It’s a Saturday evening, I’m in Dusseldorf airport, on my way home from a truly exceptional startup event. A great day on top of yet another great week nerding along. Life is good. Except it isn’t. I am in despair.
Three times in the last week, entrepreneurs told me that they were waiting for legal opinions before launching.
- One wants to use the logos of the brands he sells on his web-store, but is afraid of what the brands will say
- The second has a super slick sign up process, but having the user tick a ToS acceptance, totally wrecks the process, and with it the product
- The third stores user data, and wants to be sure that he complies with the data protection legislation
Let’s start with Terms of Service. You want users to sign off on them. You trick them into ticking a little obscure box, in front of 56 pages of mumbo jumbo. You ask the lawyer to make a ToS that is watertight. The lawyer sends you a bill for ten thousand. Everyone who comes along signs up, and all is good. Except it isn’t. If you break the law, then whatever you write won’t help — and, if you don’t seriously screw up, it doesn’t matter – most judges are actually pretty reasonable. So its close to a waste of time, and of course it’s catastrophic if it breaks the product.

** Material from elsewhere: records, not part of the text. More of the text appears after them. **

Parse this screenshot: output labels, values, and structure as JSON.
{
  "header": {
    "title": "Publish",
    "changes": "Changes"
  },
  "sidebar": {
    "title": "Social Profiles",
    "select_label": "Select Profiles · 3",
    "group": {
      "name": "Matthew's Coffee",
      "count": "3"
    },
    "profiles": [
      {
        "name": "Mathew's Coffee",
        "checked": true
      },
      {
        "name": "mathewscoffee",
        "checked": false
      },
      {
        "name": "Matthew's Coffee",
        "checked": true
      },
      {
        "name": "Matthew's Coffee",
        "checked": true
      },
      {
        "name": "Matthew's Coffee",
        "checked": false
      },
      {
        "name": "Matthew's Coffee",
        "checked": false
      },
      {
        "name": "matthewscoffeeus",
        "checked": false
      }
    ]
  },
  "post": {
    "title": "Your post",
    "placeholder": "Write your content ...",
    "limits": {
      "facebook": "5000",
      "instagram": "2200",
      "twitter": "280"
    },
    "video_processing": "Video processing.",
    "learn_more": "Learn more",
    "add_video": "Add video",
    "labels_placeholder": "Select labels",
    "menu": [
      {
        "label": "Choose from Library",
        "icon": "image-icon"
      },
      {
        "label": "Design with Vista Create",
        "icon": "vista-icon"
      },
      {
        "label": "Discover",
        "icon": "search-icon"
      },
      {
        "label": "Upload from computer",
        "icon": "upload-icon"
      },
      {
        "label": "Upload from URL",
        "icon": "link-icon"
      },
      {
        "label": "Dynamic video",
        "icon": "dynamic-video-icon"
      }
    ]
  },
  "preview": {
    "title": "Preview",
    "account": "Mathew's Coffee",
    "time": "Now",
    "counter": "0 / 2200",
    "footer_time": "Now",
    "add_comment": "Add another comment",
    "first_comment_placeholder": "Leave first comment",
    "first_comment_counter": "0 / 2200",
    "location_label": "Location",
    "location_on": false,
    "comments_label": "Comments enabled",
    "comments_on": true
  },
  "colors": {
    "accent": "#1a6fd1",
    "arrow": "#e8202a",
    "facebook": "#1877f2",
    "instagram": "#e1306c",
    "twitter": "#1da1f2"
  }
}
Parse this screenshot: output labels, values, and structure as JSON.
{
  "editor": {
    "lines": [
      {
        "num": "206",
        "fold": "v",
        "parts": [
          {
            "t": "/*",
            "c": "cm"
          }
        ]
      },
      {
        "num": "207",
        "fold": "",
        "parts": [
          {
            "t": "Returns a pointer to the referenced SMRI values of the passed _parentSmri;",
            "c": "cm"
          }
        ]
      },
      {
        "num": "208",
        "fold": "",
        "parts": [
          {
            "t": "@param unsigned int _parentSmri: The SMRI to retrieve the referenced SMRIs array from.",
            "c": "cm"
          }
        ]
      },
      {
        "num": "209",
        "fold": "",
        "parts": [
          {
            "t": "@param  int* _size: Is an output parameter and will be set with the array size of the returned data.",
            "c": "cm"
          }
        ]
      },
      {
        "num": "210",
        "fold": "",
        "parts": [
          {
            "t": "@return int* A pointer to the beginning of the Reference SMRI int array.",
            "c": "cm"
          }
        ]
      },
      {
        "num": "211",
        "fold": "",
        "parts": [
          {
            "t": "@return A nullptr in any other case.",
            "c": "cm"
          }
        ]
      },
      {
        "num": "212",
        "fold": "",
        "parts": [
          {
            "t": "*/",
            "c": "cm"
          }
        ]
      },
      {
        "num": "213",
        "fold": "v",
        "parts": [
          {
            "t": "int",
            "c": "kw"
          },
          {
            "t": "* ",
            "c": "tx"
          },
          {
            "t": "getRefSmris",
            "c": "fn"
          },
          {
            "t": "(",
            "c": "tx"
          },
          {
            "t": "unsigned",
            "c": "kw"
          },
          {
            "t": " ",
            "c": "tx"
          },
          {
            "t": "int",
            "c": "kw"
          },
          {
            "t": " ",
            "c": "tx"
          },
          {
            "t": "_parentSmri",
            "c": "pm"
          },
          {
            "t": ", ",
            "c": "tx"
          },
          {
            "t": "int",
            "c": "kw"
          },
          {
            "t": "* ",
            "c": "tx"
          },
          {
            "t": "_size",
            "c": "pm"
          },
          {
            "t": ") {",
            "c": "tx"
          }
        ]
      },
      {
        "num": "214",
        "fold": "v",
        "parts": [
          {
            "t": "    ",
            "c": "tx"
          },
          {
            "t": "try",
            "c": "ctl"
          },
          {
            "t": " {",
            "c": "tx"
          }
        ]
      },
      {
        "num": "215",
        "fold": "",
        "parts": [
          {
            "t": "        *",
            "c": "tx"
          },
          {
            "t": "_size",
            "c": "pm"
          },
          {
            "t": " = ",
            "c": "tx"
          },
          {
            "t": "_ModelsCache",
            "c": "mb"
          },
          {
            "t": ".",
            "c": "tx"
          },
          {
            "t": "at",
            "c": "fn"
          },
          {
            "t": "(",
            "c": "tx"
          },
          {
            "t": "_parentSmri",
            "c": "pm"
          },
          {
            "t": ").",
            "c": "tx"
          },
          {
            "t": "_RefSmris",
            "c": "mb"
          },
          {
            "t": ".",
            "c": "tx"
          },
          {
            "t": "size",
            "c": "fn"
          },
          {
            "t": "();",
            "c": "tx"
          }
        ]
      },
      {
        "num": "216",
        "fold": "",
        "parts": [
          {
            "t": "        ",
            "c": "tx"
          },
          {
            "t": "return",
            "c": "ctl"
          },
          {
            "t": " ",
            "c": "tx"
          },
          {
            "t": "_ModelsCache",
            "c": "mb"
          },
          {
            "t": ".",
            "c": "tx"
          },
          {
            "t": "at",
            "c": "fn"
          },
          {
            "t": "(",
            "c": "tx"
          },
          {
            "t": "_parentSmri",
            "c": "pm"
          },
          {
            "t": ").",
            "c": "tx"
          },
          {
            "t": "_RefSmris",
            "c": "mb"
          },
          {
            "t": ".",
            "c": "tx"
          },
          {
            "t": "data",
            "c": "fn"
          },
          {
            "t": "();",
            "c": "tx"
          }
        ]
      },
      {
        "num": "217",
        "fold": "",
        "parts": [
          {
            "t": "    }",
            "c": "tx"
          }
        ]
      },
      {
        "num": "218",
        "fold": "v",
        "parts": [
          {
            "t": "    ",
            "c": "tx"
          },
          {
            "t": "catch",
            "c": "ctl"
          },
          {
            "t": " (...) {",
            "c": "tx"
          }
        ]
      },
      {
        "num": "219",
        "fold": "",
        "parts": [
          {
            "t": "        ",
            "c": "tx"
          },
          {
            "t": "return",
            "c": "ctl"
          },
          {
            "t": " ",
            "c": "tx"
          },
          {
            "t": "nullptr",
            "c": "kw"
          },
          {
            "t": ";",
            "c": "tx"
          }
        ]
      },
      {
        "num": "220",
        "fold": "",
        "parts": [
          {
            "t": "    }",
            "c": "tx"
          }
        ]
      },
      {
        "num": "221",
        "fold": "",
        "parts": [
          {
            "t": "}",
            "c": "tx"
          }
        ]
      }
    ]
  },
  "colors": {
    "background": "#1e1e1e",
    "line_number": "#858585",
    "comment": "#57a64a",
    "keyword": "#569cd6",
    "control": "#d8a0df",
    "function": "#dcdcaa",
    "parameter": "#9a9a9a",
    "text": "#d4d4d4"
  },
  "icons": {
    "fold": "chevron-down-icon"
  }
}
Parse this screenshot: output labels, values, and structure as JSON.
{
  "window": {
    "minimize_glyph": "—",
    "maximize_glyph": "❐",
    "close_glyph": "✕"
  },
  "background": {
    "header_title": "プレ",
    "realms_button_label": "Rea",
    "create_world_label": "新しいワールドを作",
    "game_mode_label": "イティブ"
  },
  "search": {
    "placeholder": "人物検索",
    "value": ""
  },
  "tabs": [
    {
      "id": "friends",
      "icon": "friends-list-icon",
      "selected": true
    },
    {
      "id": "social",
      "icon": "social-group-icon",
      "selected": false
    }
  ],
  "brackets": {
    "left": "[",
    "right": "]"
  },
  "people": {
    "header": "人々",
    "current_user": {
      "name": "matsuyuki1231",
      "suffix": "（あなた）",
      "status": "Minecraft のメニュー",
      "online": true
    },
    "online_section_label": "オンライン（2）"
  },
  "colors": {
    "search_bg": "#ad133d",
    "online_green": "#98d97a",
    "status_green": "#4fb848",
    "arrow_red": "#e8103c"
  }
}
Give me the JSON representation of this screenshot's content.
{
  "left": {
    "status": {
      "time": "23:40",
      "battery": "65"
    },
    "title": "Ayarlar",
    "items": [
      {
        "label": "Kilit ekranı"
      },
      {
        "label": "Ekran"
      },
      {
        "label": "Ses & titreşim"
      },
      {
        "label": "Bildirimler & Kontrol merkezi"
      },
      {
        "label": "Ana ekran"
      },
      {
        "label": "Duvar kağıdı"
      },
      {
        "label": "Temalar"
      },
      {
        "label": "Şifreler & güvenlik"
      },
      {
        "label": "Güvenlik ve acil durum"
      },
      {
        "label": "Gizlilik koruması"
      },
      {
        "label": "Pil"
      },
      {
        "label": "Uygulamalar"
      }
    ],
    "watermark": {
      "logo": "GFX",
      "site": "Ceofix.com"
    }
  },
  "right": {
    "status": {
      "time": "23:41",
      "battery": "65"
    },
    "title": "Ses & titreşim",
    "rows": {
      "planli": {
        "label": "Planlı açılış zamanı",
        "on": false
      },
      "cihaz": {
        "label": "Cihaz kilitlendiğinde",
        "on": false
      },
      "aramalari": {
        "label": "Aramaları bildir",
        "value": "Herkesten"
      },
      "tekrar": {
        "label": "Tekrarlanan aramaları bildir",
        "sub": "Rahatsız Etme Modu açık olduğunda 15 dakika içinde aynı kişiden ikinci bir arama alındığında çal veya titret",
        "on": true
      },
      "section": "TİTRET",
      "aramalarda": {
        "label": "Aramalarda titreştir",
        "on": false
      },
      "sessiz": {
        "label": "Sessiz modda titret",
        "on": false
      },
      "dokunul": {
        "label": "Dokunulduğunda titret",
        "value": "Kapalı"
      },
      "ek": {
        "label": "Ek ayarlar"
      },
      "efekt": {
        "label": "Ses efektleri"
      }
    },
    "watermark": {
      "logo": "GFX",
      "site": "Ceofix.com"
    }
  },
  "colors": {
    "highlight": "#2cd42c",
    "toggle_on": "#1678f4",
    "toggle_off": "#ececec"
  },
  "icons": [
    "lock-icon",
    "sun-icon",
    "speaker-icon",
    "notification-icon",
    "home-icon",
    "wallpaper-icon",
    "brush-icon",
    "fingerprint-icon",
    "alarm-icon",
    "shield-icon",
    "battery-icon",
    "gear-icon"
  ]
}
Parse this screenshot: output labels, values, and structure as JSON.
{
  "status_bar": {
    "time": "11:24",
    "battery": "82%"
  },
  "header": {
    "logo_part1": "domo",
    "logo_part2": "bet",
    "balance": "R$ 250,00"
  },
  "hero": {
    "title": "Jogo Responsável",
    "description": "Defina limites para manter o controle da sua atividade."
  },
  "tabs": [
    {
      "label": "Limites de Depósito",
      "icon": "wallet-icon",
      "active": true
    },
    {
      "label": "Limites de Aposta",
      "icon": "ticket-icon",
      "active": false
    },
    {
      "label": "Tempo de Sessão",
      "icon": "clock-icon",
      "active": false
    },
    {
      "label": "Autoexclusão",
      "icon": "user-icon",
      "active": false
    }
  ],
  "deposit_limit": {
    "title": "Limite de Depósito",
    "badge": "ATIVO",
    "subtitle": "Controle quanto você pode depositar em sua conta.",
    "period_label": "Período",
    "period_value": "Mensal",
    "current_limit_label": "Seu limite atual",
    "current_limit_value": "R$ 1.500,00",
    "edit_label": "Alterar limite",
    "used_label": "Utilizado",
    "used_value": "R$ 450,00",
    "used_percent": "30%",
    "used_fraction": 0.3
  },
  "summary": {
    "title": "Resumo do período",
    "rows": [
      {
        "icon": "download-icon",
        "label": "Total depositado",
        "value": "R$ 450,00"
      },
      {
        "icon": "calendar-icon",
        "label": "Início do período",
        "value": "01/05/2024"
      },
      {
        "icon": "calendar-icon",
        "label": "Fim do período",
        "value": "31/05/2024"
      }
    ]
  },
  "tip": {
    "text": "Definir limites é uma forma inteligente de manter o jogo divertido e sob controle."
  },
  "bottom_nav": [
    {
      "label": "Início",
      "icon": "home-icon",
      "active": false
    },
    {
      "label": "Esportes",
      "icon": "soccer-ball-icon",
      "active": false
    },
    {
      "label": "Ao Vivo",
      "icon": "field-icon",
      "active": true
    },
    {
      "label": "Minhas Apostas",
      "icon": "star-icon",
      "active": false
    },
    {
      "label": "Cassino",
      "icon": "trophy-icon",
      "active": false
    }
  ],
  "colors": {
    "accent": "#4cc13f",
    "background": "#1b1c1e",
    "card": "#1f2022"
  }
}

Writing mumbo jumbo never absolves you from behaving decently and actually, it shouldn’t. So, why not figure a different point in the process to tell the customer what you want to say and explain your policies.
Can you imagine you had to sign something every time you walked into a store in the shopping mall?
Next, you have an e-commerce store. You want to put the logo of the products you sell on the welcome page to the site. Ask Adidas? No. Just put them there. Show respect for their brand… sell the Adidas clothes. Assume they are happy. But, don’t ask a lawyer. He’ll tell you you are probably ok, but there is a risk that the brand may possibly be able to perhaps sue you for something he can’t quite put his finger on now. Except they won’t. First they won’t notice — and when they do, what is going to happen? They will write to you. Four choices
- write back asking for some money for all the lead generation you are doing for them
- apologise and take their logo off
- ignore them
- writing back telling them what you think of them, as per The Pirate Bay
Two things are for sure — even if you took option d, you’ll have time to react and you won’t be going to prison.
Finally, what about user data. It’s simple. Figure what everyone else does. Ask your mentors what they do. Read the internetz, figure what Paypal do. Just do what everyone else does.
So, get on with it. Please create a great product that folk love, behave in a way that you and your employees can genuinely defend, and use your money on customer service not lawyers.